La résolution 1754 du conseil de sécurité adoptée le 30 Avril dernier et qui a initié ces nouvelles négociations est sans équivoque.

Elle appelle les parties concernées à des négociations directes de bonne foi et sans pré-conditions.

Dans une résidence privée de Manhasset, l’ONU attend de la délégation du Maroc et celle du Front Polisario une solution mutuellement acceptable pour sortir de l’impasse.

Mais les deux plans qui devront servir de base aux pourparlers sont encore pour le moins inconciliables.

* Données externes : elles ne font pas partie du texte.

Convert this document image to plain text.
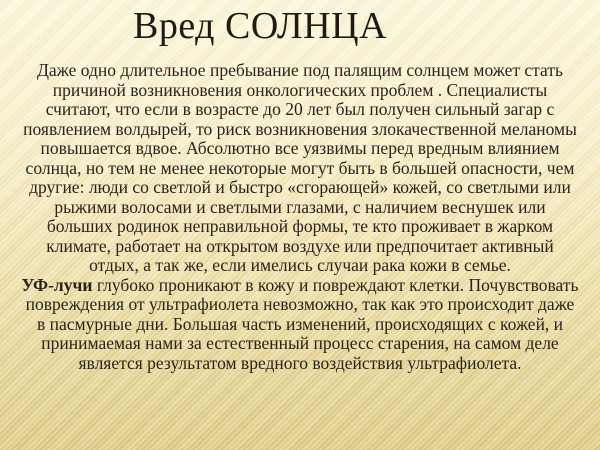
Вред СОЛНЦА
Даже одно длительное пребывание под палящим солнцем может стать
причиной возникновения онкологических проблем . Специалисты
считают, что если в возрасте до 20 лет был получен сильный загар с
появлением волдырей, то риск возникновения злокачественной меланомы
повышается вдвое. Абсолютно все уязвимы перед вредным влиянием
солнца, но тем не менее некоторые могут быть в большей опасности, чем
другие: люди со светлой и быстро «сгорающей» кожей, со светлыми или
рыжими волосами и светлыми глазами, с наличием веснушек или
больших родинок неправильной формы, те кто проживает в жарком
климате, работает на открытом воздухе или предпочитает активный
отдых, а так же, если имелись случаи рака кожи в семье.
УФ-лучи глубоко проникают в кожу и повреждают клетки. Почувствовать
повреждения от ультрафиолета невозможно, так как это происходит даже
в пасмурные дни. Большая часть изменений, происходящих с кожей, и
принимаемая нами за естественный процесс старения, на самом деле
является результатом вредного воздействия ультрафиолета.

Rabat propose un plan de « large autonomie » sous souveraineté marocaine.

Rejet du polisario qui réaffirme « le droit du peuple sahraoui à l’autodétermination ».

Rabat refuse toujours d’autoriser la tenue d’un référendum sur l’indépendance dans l’ancienne colonie espagnole, réclamée par les indépendantistes sahraoui du Front Polisario.

Il propose plutôt un plan qui vise à permettre aux sahraoui de conduire leurs affaires de manières démocratique tout en respectant la souveraineté et l’intégrité territoriale du royaume.

Autrement dit, le gouvernement marocain garderait par exemple le contrôle de la défense et de la diplomatie du Sahara occidental.

Le front Polisario quant à lui, rejette ce projet et plaide pour l’exercice par les sahraoui de leur droit à un vote sur l’autodétermination par un référendum libre et légitime.

Deux positions tranchées que le négociateur en chef de l’ONU Peter Van Walsun, va essayer en deux jours de réconcilier pour sortir d’un conflit de trois décennies.

Le Maroc qui, on s’en souvient, revendique le Sahara occidental, l’a annexé en 1975 à la faveur du retrait de l’Espagne, ce qui a déclenché un conflit avec le Front Polisario basé en Algérie.

Après plusieurs rencontres infructueuses, certains observateurs pensent qu’un nouvel échec des négociations entre le Maroc et le Polisario risque de relancer les hostilités au Sahara occidental.